I have been learning the Simplex Method for solving minimization and maximization problems, but came across a small problem with every resource I have found online.
They all seem to imply that excluding my non-negativity constraint, I should have the same number of variables as constraints. For example: https://www.youtube.com/watch?v=8_D3gkrgeK8
Now let's say I had a problem with 20 variables and 7 constraints.

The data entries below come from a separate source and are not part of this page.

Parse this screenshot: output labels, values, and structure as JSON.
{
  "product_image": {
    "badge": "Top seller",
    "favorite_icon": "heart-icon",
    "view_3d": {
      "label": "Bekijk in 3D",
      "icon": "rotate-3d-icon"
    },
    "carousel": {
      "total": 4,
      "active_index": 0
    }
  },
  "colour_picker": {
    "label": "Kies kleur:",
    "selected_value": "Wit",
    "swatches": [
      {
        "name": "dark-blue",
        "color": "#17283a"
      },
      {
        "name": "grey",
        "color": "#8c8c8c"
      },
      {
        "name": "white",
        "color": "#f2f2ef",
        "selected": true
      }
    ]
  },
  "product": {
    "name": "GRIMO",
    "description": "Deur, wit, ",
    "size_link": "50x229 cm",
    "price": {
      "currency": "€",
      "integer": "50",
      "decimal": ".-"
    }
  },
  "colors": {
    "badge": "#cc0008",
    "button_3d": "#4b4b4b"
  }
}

For example: $$C=a_1X_1+a_2X_2 +...+a_{20}X_{20}$$ $$b_1X_1 + b_2X_2 +...+b_{20}X_{20} \ge q_1$$ $$c_1X_1 + c_2X_2 +...+c_{20}X_{20} \ge q_2$$ $$d_1X_1 + d_2X_2 +...+d_{20}X_{20} \ge q_3$$ $$e_1X_1 + e_2X_2 +...+e_{20}X_{20} \ge q_4$$ $$f_1X_1 + f_2X_2 +...+f_{20}X_{20} \ge q_5$$ $$g_1X_1 + g_2X_2 +...+g_{20}X_{20} \ge q_6$$ $$h_1X_1 + h_2X_2 +...+h_{20}X_{20} \ge q_7$$ $$X_1, X_2, ..., X_{20} \ge 0$$
To my understanding, per the dual method, I put these equations into a matrix, take its transpose, and rewrite my equations then. That would give me 20 equations with 8 variables. So then when I introduce my slack variables (which will be my original X1 X2 etc), I should only have 19, which is one less than the amount of variables I had. Am I to choose one to ignore somehow? Or have I made a mistake in my logic somewhere.
Any help would be deeply appreciated, thank you.